On 2 October 2000, the Bombay Rajdhani Express was renamed as the Mumbai Rajdhani and began operating daily between Delhi and Mumbai, making it the second Rajdhani service after the Howrah Rajdhani Express to run daily to the national capital. On 5 December 2003, marked the introduction of modern Alstom-developed Linke-Hofmann-Busch (LHB) coaches in the Mumbai Rajdhani Express, which allowed for an increase in maximum speed from 120 km/h to 130 km/h. Subsequently, the maximum speed of the Mumbai Rajdhani and its counterpart, the August Kranti Rajdhani Express, was briefly increased to 140 km/h in 2010 as part of an experimental project, but was later reverted back to 130 km/h. On 19 July 2021, under the Rajdhani upgradation project, the Mumbai Rajdhani Express was equipped with modern Tejas LHB coaches, leading to its rebranding as the Mumbai Tejas Rajdhani Express.

== Coach composition ==
The train consists of twelve AC 3 Tier coaches (B1 to B12), five AC 2 Tier coaches (A1 to A5), one AC First Class (H1), one pantry car (PC), two end on generation cars (EOG) / power cars and one high capacity parcel van (HCPV).
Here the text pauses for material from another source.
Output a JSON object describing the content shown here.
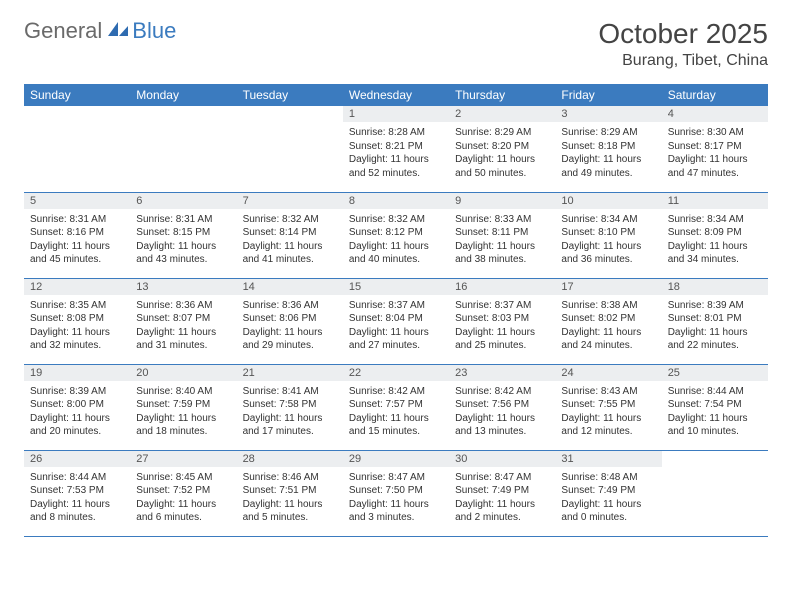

The train is equipped with the modern LHB Tejas rakes, and it shares its rake with the 12953 / 12954 Mumbai Central – H. Nizamuddin August Kranti Rajdhani Express.

== Timings ==
The 12951 Mumbai Central – New Delhi Rajdhani Express departs from Mumbai Central Railway Station at 17:00 hrs and arrives in New Delhi on the next day at 08:30 hrs. On its return journey, the train departs from New Delhi Railway Station at 16:55 hrs and arrives in Mumbai Central on the next day at 08:35 hrs.

== Route & halts ==

- Mumbai Central
- Borivali
- Surat
- Vadodara Junction
- Ratlam Junction
- Nagda Junction
- Kota Junction
- New Delhi

==Traction==
It is hauled by a Vadodara Loco Shed or Valsad Loco Shed based WAP-7 and WAP-5 electric locomotive from end to end.

==Incidents==
On 18 April 2011, three coaches of the train caught fire, including the pantry car. There were no casualties among the 900 passengers.